First things first, complete anarchy would result almost immediately in the destruction of telecommunications, as well as other methods of communication.  You can’t very well enact international, or even interregional, trade if you’re unable to communicate the need.  Even in the off chance you could manage some form of conversation, say with post riders or carrier pigeons, how would you actually complete the trade, given that the lack of communication will likely destabilize any type of unified currency.  Perhaps barter would be the new old thing.  If you think it sounds bad already, just wait.  It gets worse.  Supposing you could trade your unrefined copper ore for their beaver pelts, how are you going to get it there?  Transportation, itself a form of communication, would have become quite difficult and potentially very dangerous; unreliable to say the least.  Besides which, given that industry would be a logical near-impossibility, how the hell do you intend to get the ore in the first place?  Of course, this leads us directly to our next point.

Progress, both technological and sociological, is based almost entirely on communication.  This is not to say that one cannot come up with something stunning and new, but simply that sharing it amongst the people of the world cannot be done without the ability to communicate.  You can develop some wonderful new thing and it scarcely matters if only you know about it; you’re going to die eventually, and no one will ever know that you made the best whatever it was ever.  This is evidenced by the fact that the rate of advancement during the first hundred and eighty five thousand years of human existence is less than that of the last ten thousand.  As the ability to communicate increased, the rate of progress increased with it.  The net effect?  A state of true anarchy, benign or otherwise, chokes progress.  Of course, this problem is further exacerbated by the following point.

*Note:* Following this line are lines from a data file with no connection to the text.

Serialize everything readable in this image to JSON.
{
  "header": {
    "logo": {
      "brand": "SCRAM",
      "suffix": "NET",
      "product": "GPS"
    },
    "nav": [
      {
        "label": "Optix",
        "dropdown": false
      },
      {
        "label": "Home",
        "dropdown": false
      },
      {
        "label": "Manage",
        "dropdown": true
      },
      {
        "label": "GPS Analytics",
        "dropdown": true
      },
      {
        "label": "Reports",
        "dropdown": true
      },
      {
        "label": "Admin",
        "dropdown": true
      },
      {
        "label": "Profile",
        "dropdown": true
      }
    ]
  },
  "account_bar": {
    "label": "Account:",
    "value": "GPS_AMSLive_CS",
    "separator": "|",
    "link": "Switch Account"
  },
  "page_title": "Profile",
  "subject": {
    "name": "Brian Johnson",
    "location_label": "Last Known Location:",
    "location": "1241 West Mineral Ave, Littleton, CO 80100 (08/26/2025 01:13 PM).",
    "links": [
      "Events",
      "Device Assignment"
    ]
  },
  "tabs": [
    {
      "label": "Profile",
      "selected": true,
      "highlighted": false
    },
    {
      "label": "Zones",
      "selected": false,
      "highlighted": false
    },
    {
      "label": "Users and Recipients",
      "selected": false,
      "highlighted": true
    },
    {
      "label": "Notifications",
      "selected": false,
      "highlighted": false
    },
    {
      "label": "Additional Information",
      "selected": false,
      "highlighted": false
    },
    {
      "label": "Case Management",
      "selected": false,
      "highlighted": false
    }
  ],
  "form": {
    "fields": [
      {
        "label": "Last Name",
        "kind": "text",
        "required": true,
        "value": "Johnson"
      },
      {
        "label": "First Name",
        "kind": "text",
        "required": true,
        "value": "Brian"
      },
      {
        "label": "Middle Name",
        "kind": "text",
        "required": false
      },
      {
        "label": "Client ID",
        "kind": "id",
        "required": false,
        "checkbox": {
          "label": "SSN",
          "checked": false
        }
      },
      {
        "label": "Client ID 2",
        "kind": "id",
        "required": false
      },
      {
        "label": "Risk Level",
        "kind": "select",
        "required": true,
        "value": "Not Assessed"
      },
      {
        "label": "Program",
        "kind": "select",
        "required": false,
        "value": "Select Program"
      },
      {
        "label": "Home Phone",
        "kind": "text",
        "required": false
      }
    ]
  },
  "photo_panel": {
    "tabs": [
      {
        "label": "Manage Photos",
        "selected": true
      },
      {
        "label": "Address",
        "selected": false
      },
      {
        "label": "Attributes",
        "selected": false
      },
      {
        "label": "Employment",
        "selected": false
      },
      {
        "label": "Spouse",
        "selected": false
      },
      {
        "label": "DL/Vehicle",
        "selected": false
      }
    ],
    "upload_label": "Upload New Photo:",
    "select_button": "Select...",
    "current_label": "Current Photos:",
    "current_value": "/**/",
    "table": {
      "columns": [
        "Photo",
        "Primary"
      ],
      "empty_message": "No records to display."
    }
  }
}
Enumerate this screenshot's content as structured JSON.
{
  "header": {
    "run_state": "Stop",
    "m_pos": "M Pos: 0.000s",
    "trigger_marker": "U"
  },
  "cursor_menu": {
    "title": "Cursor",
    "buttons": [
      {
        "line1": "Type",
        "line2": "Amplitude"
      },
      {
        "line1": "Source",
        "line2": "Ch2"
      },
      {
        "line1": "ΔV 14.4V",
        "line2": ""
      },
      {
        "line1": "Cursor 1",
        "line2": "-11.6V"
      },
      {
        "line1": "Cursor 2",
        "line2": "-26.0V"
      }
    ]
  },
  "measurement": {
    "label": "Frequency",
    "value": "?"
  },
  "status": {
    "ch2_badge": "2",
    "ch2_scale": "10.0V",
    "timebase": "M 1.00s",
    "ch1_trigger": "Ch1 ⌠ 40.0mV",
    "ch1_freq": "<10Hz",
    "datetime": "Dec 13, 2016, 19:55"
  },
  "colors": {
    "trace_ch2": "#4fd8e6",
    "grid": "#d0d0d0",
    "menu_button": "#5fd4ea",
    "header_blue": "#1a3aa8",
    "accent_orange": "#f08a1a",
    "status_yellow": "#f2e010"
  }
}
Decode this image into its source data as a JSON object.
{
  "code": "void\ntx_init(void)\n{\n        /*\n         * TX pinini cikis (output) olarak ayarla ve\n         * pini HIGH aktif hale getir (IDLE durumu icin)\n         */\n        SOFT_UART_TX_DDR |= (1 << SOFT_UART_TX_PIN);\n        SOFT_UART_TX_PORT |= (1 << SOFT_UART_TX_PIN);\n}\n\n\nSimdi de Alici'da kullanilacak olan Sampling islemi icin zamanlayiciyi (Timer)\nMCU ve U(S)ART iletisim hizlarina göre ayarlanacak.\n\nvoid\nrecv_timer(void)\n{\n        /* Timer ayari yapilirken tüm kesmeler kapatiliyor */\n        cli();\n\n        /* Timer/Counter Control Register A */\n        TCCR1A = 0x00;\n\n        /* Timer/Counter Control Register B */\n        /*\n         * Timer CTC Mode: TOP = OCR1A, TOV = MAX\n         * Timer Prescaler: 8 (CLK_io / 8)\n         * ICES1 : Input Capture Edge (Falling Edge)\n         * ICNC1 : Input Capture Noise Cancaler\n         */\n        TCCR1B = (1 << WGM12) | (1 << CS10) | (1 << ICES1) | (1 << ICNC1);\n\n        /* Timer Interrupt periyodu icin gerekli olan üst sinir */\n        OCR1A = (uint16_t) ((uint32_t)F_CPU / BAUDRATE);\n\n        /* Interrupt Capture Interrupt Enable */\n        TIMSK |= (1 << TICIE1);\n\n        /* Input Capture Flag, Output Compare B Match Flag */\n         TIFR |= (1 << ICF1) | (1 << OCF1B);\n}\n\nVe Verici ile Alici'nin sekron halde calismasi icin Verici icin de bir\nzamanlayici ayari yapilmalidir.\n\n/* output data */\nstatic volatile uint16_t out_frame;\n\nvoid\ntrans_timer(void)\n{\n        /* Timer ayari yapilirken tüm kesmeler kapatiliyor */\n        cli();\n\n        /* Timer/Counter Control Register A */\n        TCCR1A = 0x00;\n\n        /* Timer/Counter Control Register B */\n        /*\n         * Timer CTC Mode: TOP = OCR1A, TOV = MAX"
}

Populations will crash.  Simple as that.  Society is an interrelated system, where one person relies on many completing jobs of their own, in order for the whole to work smoothly.  As an example, ask yourself: where did I get my lunch?  Did you grow the fruits and vegetables?  The grains?  Did you hunt for the meat?  Or did you go to the grocery store, wherein is stocked all these items, gathered by others?  Of course, without the ability to trade, how would the food get there?  But that’s the first point, and we’re working on the third.  When the population decreases below a certain threshold, those farmers are gone, or are concentrating on feeding themselves.  Without the progress civilization has wrought, you would not be able to go to the grocery store to get those things; you’d have to go out and hunt for them yourself.  This would leave less time to communicate with other parts of the world or to make any additional progress, indicating that the lack of population is not only a consequence of failures in the first two points of this essay, but also a contributing factor to the very same.  Below a certain population threshold, none of the conveniences to which modern humans are accustomed are possible.  Besides which, and this is the point that the young man really hated, under a state of anarchy only the strongest survive.  The very people who work every day to prevent a state of anarchy, those being individuals such as soldiers and police officers, are the ones best equipped to survive in it.  Pimply-faced, overweight teens eating Doritos in their mother’s basements are not terribly likely to thrive in a truely anarchic state.

And so it becomes quite clear that the destruction of useful communication networks, the lack of progress, and the simple fact that not everyone will get to survive is indicative of the fact that, while Emo kids may scream for it, anarchy is not something they would bear well.  In fact, pretty well none of us would.  People that feel marginalized by the existing society, that feel powerless and unheard, scream for it, not understanding that that very lack of personal empowerment means that they’d be the first to be eaten.  And that is how you refute an idiot in one thousand words or less.